Time Period3 Months [change]
DirectionMoves Together 
StrengthWeak
Accuracy100.0%
ValuesDaily Returns

Kamada  vs.  Camtek

 Performance 
       Timeline  
Kamada 

Risk-Adjusted Performance

20 of 100

 
Weak
 
Strong
Solid
Compared to the overall equity markets, risk-adjusted returns on investments in Kamada are ranked lower than 20 (%) of all global equities and portfolios over the last 90 days. Despite somewhat weak basic indicators, Kamada sustained solid returns over the last few months and may actually be approaching a breakup point.
Camtek 

Risk-Adjusted Performance

7 of 100

 
Weak
 
Strong
OK
Compared to the overall equity markets, risk-adjusted returns on investments in Camtek are ranked lower than 7 (%) of all global equities and portfolios over the last 90 days. Despite somewhat weak basic indicators, Camtek sustained solid returns over the last few months and may actually be approaching a breakup point.

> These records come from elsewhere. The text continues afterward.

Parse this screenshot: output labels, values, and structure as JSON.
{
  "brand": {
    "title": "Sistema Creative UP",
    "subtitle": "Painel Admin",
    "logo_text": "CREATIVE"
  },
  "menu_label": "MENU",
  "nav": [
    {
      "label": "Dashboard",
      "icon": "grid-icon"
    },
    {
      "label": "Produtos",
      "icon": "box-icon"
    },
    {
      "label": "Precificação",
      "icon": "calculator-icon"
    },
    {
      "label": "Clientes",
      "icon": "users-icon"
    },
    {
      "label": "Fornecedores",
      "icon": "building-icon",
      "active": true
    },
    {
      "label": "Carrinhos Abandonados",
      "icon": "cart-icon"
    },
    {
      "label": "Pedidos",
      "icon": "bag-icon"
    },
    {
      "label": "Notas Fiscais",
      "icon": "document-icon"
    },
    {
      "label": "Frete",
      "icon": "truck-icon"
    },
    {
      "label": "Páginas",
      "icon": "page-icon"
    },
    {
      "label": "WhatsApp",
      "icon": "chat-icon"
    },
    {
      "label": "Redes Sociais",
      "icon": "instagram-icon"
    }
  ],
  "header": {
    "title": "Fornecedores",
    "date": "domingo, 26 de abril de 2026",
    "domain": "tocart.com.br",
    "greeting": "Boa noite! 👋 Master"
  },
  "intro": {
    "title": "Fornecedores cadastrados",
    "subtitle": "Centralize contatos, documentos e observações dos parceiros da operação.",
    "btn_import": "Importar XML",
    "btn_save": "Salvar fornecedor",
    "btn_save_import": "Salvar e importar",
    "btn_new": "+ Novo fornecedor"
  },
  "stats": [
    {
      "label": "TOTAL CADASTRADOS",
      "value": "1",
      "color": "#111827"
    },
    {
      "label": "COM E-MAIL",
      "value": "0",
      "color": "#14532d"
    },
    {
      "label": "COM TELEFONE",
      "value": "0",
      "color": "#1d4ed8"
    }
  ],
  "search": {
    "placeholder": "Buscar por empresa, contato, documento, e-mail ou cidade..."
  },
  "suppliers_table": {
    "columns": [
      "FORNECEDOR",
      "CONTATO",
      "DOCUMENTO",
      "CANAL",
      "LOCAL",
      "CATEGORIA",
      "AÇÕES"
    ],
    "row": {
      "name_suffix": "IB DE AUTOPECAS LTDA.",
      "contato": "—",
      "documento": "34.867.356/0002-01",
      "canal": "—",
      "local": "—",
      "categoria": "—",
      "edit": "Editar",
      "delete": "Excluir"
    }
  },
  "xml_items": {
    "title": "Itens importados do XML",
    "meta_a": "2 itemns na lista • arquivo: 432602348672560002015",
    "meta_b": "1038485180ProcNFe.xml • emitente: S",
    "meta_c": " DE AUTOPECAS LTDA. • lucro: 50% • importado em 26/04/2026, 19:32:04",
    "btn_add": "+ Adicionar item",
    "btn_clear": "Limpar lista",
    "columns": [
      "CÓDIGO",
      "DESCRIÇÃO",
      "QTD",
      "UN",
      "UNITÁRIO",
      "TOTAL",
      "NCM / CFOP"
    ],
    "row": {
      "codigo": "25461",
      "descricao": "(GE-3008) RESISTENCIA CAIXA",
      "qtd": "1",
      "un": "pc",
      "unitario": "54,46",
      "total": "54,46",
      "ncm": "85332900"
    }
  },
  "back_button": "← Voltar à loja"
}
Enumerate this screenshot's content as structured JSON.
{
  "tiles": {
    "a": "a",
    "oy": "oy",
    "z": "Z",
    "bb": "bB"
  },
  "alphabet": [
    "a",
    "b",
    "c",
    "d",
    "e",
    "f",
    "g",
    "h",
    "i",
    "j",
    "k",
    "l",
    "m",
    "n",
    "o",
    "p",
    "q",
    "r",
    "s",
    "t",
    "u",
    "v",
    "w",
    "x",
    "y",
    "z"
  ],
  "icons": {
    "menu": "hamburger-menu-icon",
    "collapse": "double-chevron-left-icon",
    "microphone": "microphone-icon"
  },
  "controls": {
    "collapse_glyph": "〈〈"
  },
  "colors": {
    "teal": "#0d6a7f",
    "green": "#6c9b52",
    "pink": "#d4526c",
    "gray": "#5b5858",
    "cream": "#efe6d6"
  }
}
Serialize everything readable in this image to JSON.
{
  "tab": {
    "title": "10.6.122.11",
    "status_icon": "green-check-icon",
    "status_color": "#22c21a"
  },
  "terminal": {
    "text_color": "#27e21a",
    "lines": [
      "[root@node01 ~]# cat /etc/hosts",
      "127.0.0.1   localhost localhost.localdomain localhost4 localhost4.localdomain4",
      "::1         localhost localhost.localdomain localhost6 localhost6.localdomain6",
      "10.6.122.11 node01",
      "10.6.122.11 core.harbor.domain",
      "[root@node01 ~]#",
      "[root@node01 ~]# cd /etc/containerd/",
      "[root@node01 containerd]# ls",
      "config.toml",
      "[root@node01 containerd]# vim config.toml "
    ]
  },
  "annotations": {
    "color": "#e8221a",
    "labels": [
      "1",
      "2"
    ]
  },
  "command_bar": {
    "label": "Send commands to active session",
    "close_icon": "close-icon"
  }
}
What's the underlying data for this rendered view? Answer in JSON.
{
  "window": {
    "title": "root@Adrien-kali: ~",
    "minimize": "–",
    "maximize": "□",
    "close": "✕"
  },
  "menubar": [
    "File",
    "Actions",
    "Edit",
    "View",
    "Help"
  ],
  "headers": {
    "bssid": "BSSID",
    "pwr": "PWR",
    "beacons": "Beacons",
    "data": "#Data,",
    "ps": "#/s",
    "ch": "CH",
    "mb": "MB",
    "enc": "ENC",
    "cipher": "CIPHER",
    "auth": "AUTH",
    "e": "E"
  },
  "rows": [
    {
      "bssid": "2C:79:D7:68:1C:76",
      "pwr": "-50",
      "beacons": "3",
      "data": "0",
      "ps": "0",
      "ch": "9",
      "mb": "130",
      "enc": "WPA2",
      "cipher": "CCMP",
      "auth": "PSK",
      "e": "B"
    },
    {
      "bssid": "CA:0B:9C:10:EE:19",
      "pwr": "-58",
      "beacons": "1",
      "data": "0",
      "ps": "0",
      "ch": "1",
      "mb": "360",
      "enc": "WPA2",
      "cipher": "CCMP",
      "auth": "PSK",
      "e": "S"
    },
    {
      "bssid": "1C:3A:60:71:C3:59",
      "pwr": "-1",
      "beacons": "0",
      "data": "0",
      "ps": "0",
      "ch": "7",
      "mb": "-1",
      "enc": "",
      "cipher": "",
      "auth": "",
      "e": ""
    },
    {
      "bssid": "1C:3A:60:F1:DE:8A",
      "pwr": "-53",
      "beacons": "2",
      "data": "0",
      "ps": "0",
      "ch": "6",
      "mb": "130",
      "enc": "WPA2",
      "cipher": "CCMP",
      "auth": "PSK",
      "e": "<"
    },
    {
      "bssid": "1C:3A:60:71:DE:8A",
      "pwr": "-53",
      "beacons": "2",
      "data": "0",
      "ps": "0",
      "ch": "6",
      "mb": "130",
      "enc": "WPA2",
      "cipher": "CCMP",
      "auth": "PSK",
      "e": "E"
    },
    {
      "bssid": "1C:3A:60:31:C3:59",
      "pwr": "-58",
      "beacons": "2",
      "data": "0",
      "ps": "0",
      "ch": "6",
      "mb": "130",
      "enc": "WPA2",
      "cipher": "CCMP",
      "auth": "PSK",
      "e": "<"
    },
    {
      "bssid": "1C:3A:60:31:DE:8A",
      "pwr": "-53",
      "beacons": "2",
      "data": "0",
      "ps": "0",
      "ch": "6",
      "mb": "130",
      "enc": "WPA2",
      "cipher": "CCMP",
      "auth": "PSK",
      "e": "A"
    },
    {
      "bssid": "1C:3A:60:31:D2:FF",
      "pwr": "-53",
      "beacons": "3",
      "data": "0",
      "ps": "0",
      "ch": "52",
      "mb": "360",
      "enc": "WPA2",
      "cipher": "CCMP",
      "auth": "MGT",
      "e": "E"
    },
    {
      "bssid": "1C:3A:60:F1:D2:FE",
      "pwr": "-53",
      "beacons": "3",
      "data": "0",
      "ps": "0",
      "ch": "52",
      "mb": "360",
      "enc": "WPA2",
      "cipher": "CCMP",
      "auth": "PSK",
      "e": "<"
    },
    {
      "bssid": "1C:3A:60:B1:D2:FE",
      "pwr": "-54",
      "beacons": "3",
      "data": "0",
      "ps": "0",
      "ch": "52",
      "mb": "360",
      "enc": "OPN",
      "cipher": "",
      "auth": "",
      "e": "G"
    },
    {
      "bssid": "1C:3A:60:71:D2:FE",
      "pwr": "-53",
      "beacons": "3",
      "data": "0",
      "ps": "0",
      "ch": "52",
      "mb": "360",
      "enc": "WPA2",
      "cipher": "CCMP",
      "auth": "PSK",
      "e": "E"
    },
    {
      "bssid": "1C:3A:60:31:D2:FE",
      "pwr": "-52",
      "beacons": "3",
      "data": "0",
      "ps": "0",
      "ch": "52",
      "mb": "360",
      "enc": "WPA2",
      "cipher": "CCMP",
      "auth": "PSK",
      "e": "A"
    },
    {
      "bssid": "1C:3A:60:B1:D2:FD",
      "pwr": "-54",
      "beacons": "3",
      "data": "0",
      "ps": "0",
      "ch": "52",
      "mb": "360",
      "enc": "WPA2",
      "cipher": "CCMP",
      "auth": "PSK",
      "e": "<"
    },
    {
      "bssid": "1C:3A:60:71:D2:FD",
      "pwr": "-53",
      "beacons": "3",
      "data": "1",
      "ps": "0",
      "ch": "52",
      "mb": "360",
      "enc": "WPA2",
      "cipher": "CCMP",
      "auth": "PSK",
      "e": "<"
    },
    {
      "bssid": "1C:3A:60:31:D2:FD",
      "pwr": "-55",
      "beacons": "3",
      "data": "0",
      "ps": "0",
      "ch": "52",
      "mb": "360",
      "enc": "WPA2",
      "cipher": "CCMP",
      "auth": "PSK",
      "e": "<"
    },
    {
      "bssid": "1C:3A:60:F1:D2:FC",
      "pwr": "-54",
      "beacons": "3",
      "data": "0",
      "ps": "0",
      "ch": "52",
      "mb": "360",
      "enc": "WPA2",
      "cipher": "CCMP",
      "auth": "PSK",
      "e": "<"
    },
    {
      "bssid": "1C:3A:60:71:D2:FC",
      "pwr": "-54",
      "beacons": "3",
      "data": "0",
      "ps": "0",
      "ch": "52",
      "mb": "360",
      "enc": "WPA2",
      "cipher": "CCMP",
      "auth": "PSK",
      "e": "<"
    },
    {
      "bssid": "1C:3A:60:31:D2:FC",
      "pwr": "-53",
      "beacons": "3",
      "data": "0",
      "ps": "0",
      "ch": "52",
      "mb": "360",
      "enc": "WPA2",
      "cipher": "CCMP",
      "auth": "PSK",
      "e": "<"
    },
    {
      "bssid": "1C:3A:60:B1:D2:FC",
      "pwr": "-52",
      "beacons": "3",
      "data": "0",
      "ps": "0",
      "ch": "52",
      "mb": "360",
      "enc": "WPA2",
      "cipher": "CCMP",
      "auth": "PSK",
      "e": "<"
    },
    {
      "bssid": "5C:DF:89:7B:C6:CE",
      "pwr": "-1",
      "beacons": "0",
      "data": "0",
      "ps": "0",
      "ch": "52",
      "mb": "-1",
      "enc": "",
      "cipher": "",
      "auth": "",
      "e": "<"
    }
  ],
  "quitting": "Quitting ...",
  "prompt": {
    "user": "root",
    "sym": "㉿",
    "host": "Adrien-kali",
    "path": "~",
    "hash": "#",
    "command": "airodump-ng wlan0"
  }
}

Kamada and Camtek Volatility Contrast

   Predicted Return Density   
       Returns  

Pair Trading with Kamada and Camtek

The main advantage of trading using opposite Kamada and Camtek positions is that it hedges away some unsystematic risk. Because of two separate transactions, even if Kamada position performs unexpectedly, Camtek can make up some of the losses. Pair trading also minimizes risk from directional movements in the market. For example, if an entire industry or sector drops because of unexpected headlines, the short position in Camtek will offset losses from the drop in Camtek's long position.
The idea behind Kamada and Camtek pairs trading is to make the combined position market-neutral, meaning the overall market's direction will not affect its win or loss (or potential downside or upside). This can be achieved by designing a pairs trade with two highly correlated stocks or equities that operate in a similar space or sector, making it possible to obtain profits through simple and relatively low-risk investment.
Check out your portfolio center.
Note that this page's information should be used as a complementary analysis to find the right mix of equity instruments to add to your existing portfolios or create a brand new portfolio. You can also try the Correlation Analysis module to reduce portfolio risk simply by holding instruments which are not perfectly correlated.